Chain storage: it is of great significance. The average time complexity is reduced to O (n), which is quite attractive. Therefore, this Traversal method is recommended.
3. foreach loop traversal:
Foreach only makes the code more concise, but it has some disadvantages, that is, it cannot operate data sets (delete) during traversal, so it is not used in some occasions. Besides, it is implemented based on Iterator. However, due to the type conversion problem, it is a little slower than using Iterator directly, but it is better, with the same time complexity. So how to choose, refer to the above two methods to make a choice.
What are Java best practices?
In the Java data collection framework, a RandomAccess interface is provided, which has no method but a flag.
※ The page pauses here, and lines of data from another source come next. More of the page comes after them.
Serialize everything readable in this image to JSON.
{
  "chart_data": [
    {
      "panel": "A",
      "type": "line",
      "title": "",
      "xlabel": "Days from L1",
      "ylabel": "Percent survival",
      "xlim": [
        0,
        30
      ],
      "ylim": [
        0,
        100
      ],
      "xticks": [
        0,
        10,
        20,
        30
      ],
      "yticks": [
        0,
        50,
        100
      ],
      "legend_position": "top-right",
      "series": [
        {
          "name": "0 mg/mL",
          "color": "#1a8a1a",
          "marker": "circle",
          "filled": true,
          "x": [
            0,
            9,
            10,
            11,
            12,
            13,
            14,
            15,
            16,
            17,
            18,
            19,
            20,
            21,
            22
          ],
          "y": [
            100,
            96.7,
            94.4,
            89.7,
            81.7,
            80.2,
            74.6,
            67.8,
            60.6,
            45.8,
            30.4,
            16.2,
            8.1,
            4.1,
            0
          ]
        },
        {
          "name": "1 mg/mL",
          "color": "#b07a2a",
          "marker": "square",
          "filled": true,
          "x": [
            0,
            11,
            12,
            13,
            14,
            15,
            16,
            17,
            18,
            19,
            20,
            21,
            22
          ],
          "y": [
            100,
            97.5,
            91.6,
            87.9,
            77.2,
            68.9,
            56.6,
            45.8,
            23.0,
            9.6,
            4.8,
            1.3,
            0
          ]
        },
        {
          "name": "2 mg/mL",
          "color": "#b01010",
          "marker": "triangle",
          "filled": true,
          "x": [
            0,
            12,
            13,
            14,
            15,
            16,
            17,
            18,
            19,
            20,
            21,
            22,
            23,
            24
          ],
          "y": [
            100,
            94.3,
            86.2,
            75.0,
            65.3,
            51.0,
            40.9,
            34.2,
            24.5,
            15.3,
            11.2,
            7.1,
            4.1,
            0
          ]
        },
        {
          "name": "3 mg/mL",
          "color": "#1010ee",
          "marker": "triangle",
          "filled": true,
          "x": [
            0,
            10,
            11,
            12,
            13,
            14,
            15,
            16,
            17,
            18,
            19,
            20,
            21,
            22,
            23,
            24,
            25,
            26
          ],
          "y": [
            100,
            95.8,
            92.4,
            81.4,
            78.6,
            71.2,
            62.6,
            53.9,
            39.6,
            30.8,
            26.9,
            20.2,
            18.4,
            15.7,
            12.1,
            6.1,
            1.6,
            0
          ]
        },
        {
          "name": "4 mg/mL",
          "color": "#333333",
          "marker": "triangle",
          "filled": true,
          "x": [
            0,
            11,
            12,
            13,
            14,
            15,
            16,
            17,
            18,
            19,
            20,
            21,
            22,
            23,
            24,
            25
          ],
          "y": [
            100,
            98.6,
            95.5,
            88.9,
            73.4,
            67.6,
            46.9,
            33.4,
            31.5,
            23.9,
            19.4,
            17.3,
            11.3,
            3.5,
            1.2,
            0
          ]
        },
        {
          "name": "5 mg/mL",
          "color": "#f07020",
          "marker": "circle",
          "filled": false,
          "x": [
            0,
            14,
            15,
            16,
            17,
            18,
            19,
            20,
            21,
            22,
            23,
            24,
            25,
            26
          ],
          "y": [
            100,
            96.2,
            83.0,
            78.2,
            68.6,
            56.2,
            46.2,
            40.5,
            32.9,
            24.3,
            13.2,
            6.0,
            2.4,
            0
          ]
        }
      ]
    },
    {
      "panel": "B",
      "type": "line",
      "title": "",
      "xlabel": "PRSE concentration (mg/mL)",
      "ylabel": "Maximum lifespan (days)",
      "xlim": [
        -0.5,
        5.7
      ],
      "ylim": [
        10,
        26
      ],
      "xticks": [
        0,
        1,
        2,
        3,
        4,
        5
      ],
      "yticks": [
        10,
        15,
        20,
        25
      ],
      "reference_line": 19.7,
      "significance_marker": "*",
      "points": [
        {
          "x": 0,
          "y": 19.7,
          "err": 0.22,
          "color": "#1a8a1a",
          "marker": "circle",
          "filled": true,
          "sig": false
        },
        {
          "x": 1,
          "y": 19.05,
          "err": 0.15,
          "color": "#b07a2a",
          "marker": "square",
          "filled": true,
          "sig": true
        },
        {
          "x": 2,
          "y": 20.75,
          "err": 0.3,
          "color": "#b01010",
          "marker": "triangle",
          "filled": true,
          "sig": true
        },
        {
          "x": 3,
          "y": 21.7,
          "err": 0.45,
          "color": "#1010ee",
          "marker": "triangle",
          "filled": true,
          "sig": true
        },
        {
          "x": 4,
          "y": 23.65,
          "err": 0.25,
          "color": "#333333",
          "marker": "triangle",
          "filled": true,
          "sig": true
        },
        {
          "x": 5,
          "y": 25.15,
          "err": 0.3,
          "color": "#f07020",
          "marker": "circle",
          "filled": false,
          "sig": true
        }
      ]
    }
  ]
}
It is usually used by the implementation of the List interface to mark whether the implementation of the List supports Random Access.
A Data Set implements this interface, which means it supports Random Access. The average time complexity of reading elements by location is O (1 ). For example, ArrayList.
If this interface is not implemented, it indicates that Random Access is not supported. For example, revoke list.
So it seems that JDK developers have noticed this problem, so we recommend that you first determine whether Random Access, that is, List instanceof RandomAccess, is supported if you want to traverse a list.
For example:
If (list instanceof RandomAccess) {// use the traditional for loop traversal .} Else {// use Iterator or foreach .}
The above is a small series of Java traversal Set Method Analysis (implementation principle, algorithm performance, applicable occasions), I hope to help you!